7. Incentivise your movement
Global Citizen gives people rewards for joining or taking action. Most famously if you campaign hard enough you can get to see your favorite stars (Stevie Wonder!) perform in New York’s Central Park or at a venue near you. Their supporters have now taken 24 million campaign actions. Everything is very targeted and gamified (see ‘be great at digital campaigning’ above).
This model works because everybody loves a freebie and it makes being part of the movement fun. Of course, if you are not careful it can feel a bit contrived and is open to the criticism that people are not doing it for the ‘right reasons’, but let’s not be too holier than thou about it.
8. Work with celebrities
By working with celebrities you can tap into their fanbase to reach a much wider audience. Make Poverty History went from zero name recognition to being better known than Walkers crisps in the UK within one year, with over 3 million people signing up. MPH activities included A-list packed campaign films and the biggest music event in history (Live 8).

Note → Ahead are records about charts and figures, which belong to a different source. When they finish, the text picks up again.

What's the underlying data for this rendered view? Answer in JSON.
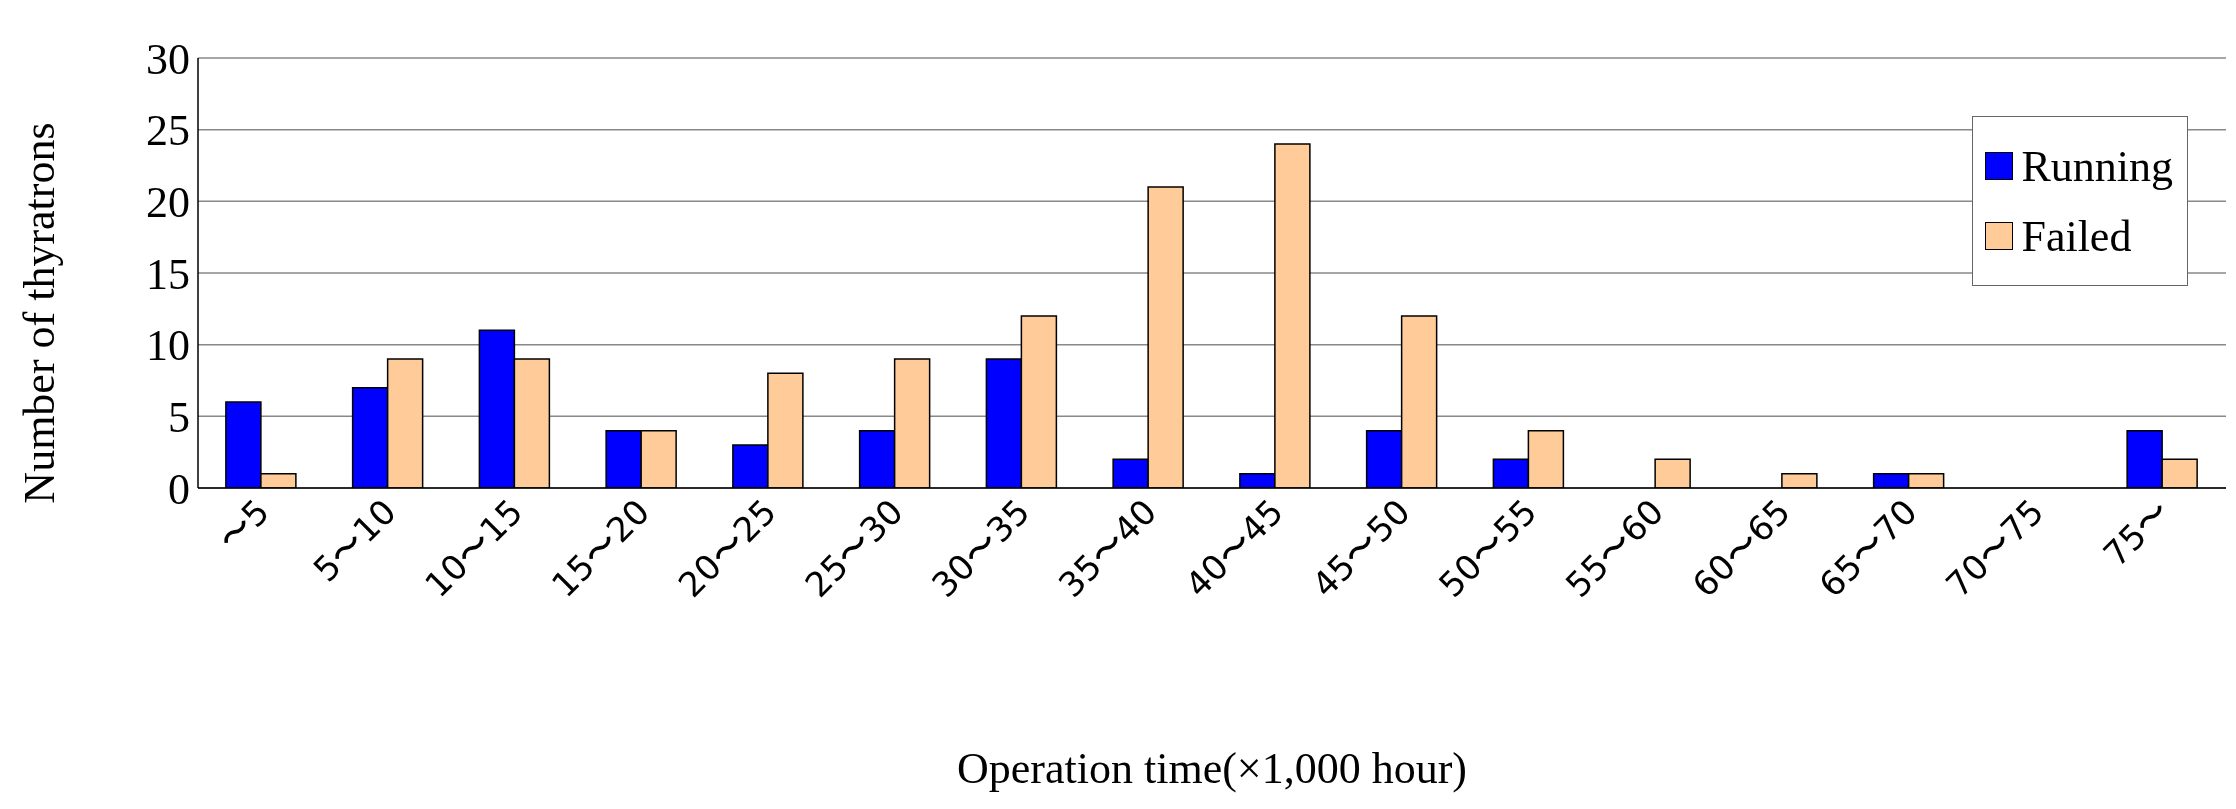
{
  "chart_data": {
    "type": "bar",
    "xlabel": "Operation time(×1,000 hour)",
    "ylabel": "Number of thyratrons",
    "categories": [
      "〜5",
      "5〜10",
      "10〜15",
      "15〜20",
      "20〜25",
      "25〜30",
      "30〜35",
      "35〜40",
      "40〜45",
      "45〜50",
      "50〜55",
      "55〜60",
      "60〜65",
      "65〜70",
      "70〜75",
      "75〜"
    ],
    "series": [
      {
        "name": "Running",
        "color": "#0000ff",
        "values": [
          6,
          7,
          11,
          4,
          3,
          4,
          9,
          2,
          1,
          4,
          2,
          0,
          0,
          1,
          0,
          4
        ]
      },
      {
        "name": "Failed",
        "color": "#ffcc99",
        "values": [
          1,
          9,
          9,
          4,
          8,
          9,
          12,
          21,
          24,
          12,
          4,
          2,
          1,
          1,
          0,
          2
        ]
      }
    ],
    "ylim": [
      0,
      30
    ],
    "yticks": [
      0,
      5,
      10,
      15,
      20,
      25,
      30
    ],
    "grid": "y",
    "legend": "top right"
  }
}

Celebrities can bring huge media focus to an issue. But for this to work in a sustainable way they need to have an authentic connection with it like Marcus Rashford does with Free School Meals or Jamie Oliver does with food.

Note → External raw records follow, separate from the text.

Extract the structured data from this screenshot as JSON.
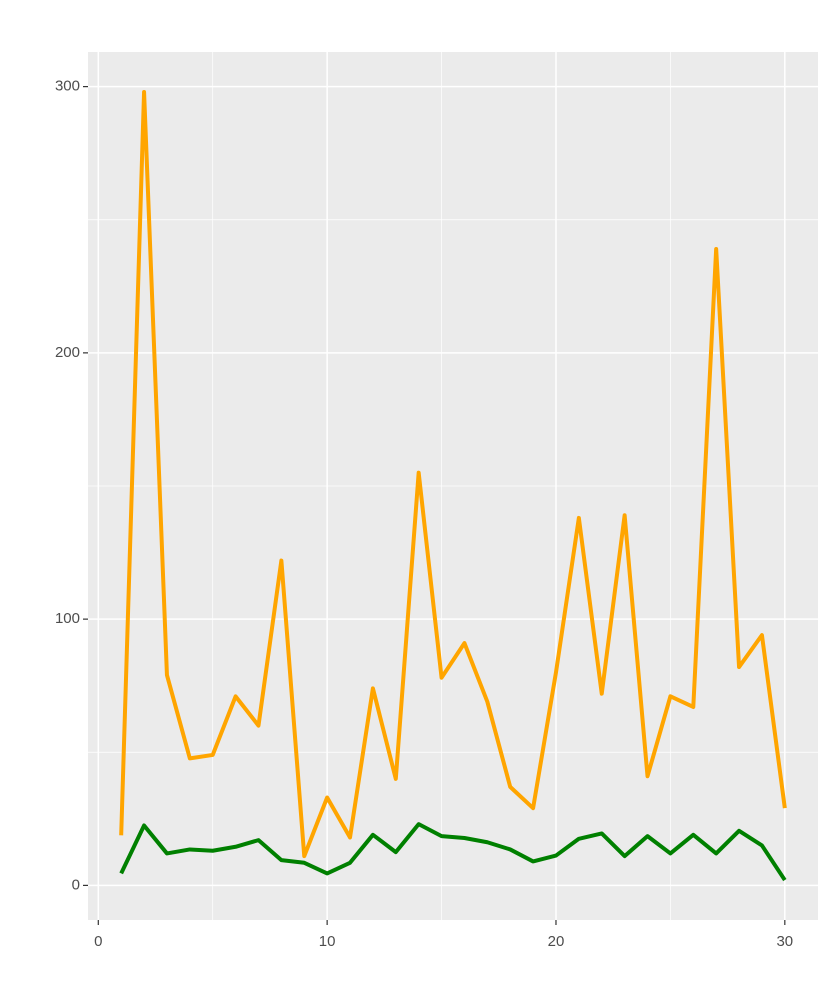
{
  "chart_data": {
    "type": "line",
    "x": [
      1,
      2,
      3,
      4,
      5,
      6,
      7,
      8,
      9,
      10,
      11,
      12,
      13,
      14,
      15,
      16,
      17,
      18,
      19,
      20,
      21,
      22,
      23,
      24,
      25,
      26,
      27,
      28,
      29,
      30
    ],
    "series": [
      {
        "color": "#ffa500",
        "values": [
          18.8,
          298,
          79,
          47.7,
          49,
          71,
          60,
          122,
          11,
          33,
          18,
          74,
          40,
          155,
          78,
          91,
          69,
          37,
          29,
          80,
          138,
          72,
          139,
          41,
          71,
          67,
          239,
          82,
          94,
          29
        ]
      },
      {
        "color": "#008000",
        "values": [
          4.5,
          22.5,
          12,
          13.5,
          13,
          14.5,
          17,
          9.5,
          8.5,
          4.5,
          8.5,
          19,
          12.5,
          23,
          18.5,
          17.8,
          16.2,
          13.5,
          9,
          11.2,
          17.5,
          19.5,
          11,
          18.5,
          12,
          19,
          12,
          20.5,
          15,
          2
        ]
      }
    ],
    "xlim": [
      -0.45,
      31.45
    ],
    "ylim": [
      -13,
      313
    ],
    "xticks": [
      0,
      10,
      20,
      30
    ],
    "yticks": [
      0,
      100,
      200,
      300
    ],
    "grid": true,
    "minor_grid": true
  }
}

9. Tap into corporate partnerships
Wouldn’t it be great if we could tap into the vast marketing budgets of major brands to promote our movement? This is what (RED) did, raising $600 million for AIDS prevention and treatment so far. They created a very cool award-winning brand backed by celebrities and brilliant creatives, with products that turn (RED) giving a proportion of their sales to the Global Fund to Fight AIDS, TB and Malaria. They meet people where they are…buying things.
Of course there is a risk if the brands that most want to partner with you may be the ones that most need to polish their credentials, risking ‘Green-Washing’ or its various equivalents (Youth-Washing was a new one I heard recently). Similar schemes can feel high on PR and low on impact. But (RED) delivered.
10. Pursue media partnerships
What can we learn from the way Blue Planet transformed the debate around plastics in the UK? Well, for a start, it reminds us again of the importance of focusing on distribution (not just production) of content.
Blue Planet leveraged a huge mainstream TV audience which led to an explosion of awareness and created a window of opportunity for action. What if your campaign could have a big TV partnership (or a partnership with a major social media platform or even a newspaper)? The trick is converting the opportunity and ensuring the sustainability of your campaign.
In reality the movements that go big and have impact combine many of these 10 elements. If we can meet people where we are; work with the grain of the things they care about most; tap into their networks; seize opportunities; be smart at choosing our partners; and be brilliant at the science of digital campaigning while also being brilliant at the art of being creative, then we too can go big (whatever that means). Easy huh?